確かにレオニートに顔は似ている。特に目の形なんてそっくりだった。でも、雰囲気は全然違う。レオニートはスーツのような服を着ているはずなのに、なんだかだらしないような、チャラチャラしたお兄さんって感じ。お父さんは…… どっからどうみても執事だ。うん。そうとしか言い表せない。

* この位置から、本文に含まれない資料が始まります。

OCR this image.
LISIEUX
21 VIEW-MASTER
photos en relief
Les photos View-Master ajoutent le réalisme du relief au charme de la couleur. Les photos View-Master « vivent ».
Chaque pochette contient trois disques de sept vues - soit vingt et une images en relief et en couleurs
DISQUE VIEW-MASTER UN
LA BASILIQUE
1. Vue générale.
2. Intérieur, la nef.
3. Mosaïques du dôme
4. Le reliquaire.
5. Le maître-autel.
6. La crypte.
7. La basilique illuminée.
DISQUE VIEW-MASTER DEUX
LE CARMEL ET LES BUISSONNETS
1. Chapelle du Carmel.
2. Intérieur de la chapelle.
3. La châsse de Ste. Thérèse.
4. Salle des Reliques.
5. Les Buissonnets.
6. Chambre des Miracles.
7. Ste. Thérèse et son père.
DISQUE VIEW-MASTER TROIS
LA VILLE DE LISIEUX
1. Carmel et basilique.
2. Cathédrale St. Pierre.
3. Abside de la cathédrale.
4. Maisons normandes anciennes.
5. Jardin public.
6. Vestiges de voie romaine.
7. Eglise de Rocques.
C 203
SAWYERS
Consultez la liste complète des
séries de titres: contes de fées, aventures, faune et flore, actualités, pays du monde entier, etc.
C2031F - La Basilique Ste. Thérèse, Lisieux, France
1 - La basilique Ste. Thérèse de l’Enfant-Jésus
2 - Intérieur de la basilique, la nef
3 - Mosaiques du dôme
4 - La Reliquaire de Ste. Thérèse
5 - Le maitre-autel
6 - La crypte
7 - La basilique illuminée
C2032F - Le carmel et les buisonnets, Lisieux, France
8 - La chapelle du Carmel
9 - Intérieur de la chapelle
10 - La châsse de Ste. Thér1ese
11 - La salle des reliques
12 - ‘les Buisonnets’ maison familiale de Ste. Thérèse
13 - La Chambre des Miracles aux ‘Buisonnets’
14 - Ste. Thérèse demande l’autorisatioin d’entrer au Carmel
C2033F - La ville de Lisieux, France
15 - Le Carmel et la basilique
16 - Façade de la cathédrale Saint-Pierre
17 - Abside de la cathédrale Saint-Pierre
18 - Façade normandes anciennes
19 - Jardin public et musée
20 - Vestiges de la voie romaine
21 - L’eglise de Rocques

「 私にそのようなお言葉は結構ですよ、エル様。私はウエストヴェルン家、家令を務めさせていただいております。リチャードと申します。さあ、どうぞ中へ。奥様がお待ちです。ああ、レオニート、少し話しましょう 」
丁寧に俺に話してくれたあと、リチャードさんはレオニートに声をかけた。振り向くとレオニートは後ろで小さくなりガタガタ震えている。
どうしたんだろうか。
「レオニート」
もう一度名前を呼んで、その人はレオニートの腕をがっしりと掴んだ。
「私は少し失礼いたします、お前は一緒に来なさい」
にっこりと笑って言ってくれるが、後ろではレオニートが助けて助けてと口を動かして、俺に助けを求めている。どうすることもできないので、レオニートのことは放っていくことにした。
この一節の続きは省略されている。